Anatomy of the spinal cord.

The spinal cord is shorter than the spinal canal in which it is suspended. Except in the neck, spinal cord segments are rostral to the corresponding vertebrae. The end of the adult spinal cord (the conus medullaris) is level with the 2nd lumbar vertebra.

Lumbar puncture: Cerebrospinal fluid can be sampled by a needle put into the subarachnoid space below the level of the conus medullaris.

The cross sectional area of the central gray matter indicates the number of neurons: largest for segments supplying limbs.
       (Different levels)

The cross sectional area of the white matter decreases caudally because there are fewer descending and ascending fibers.

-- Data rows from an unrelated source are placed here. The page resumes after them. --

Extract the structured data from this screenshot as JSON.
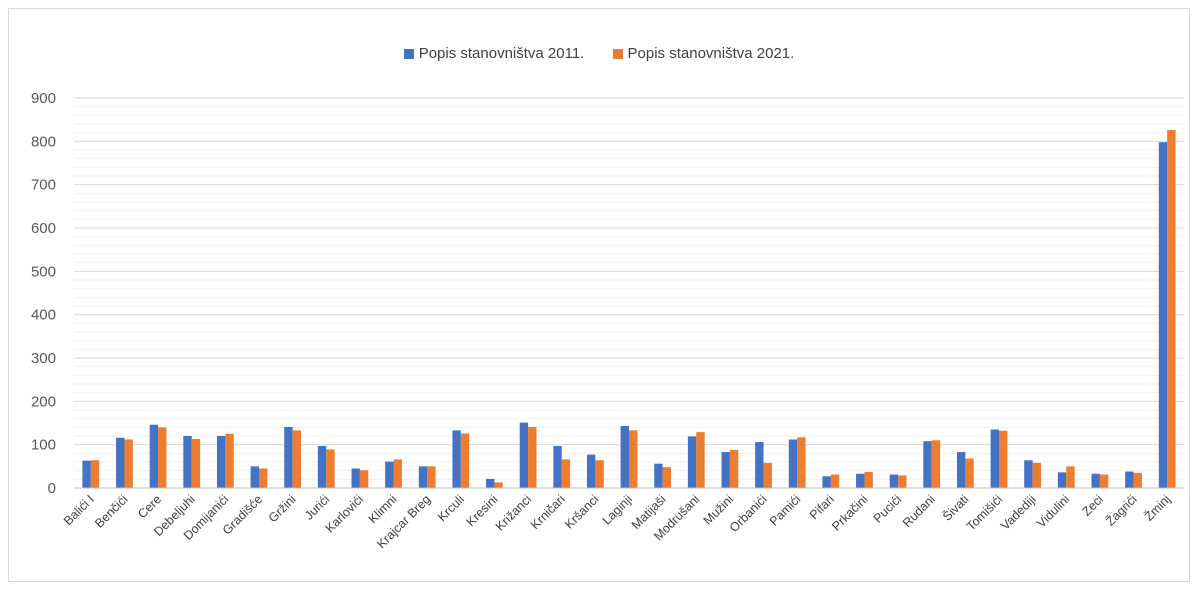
{
  "chart_data": {
    "type": "bar",
    "title": "",
    "xlabel": "",
    "ylabel": "",
    "ylim": [
      0,
      900
    ],
    "yticks": [
      0,
      100,
      200,
      300,
      400,
      500,
      600,
      700,
      800,
      900
    ],
    "grid": true,
    "legend_position": "top",
    "categories": [
      "Balići I",
      "Benčići",
      "Cere",
      "Debeljuhi",
      "Domijanići",
      "Gradišće",
      "Gržini",
      "Jurići",
      "Karlovići",
      "Klimni",
      "Krajcar Breg",
      "Krculi",
      "Kresini",
      "Križanci",
      "Krničari",
      "Kršanci",
      "Laginji",
      "Matijaši",
      "Modrušani",
      "Mužini",
      "Orbanići",
      "Pamići",
      "Pifari",
      "Prkačini",
      "Pucići",
      "Rudani",
      "Šivati",
      "Tomišići",
      "Vadediji",
      "Vidulini",
      "Zeci",
      "Žagrići",
      "Žminj"
    ],
    "series": [
      {
        "name": "Popis stanovništva 2011.",
        "color": "#4472c4",
        "values": [
          63,
          116,
          146,
          120,
          120,
          50,
          141,
          97,
          45,
          61,
          50,
          133,
          21,
          151,
          97,
          77,
          143,
          56,
          119,
          83,
          106,
          112,
          27,
          33,
          31,
          108,
          83,
          135,
          64,
          36,
          33,
          38,
          798
        ]
      },
      {
        "name": "Popis stanovništva 2021.",
        "color": "#ed7d31",
        "values": [
          64,
          112,
          140,
          113,
          125,
          45,
          133,
          89,
          41,
          66,
          50,
          126,
          13,
          141,
          66,
          64,
          133,
          48,
          129,
          88,
          58,
          117,
          31,
          37,
          29,
          110,
          68,
          132,
          58,
          50,
          31,
          35,
          826
        ]
      }
    ]
  }
}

Motor neurons are in the ventral horn; sensory axons enter the dorsal horn and the dorsal funiculi. Preganglionic autonomic neurons are laterally placed, in segments T1-L2 and S2-S4.

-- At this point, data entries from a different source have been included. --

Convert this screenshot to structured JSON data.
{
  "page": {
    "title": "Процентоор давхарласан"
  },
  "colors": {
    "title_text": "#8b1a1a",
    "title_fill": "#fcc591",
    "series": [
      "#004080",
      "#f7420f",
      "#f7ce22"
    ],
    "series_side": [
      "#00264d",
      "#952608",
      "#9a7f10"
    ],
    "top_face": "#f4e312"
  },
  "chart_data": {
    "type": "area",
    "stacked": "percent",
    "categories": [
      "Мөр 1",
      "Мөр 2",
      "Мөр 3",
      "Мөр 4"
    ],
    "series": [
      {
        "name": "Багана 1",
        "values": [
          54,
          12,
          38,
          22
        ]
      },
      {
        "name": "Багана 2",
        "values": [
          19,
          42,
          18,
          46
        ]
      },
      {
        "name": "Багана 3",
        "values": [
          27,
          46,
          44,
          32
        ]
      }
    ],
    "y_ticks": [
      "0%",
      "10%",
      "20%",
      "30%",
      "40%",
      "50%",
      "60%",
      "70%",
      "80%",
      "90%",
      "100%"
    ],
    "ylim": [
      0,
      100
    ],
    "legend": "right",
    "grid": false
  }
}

Section of a thoracic segment of the spinal cord showing major groups of neurons in the grey matter, and positions of tracts in white matter.

Ascending tracts include the uncrossed gracile and cuneate fasciculi (from sensory ganglia) and the crossed spinothalamic tract (from the dorsal horn). These are concerned with different types of sensation.

Descending motor tracts include the uncrossed vestibulospinal and the crossed lateral corticospinal tract. Hypothalamospinal and some reticulospinal fibers influence autonomic functions.

Lesions in different parts of the spinal cord produce sensory and motor abnormalities appropriate to the functions of the tracts that have been transected. The segmental level of a lesion is indicated by the affected dermatomes and movements.
Lesion causing the Brown-Sequard syndrome  Can you determine what the motor and sensory deficits are, for parts of the body below the segmental level of the lesion?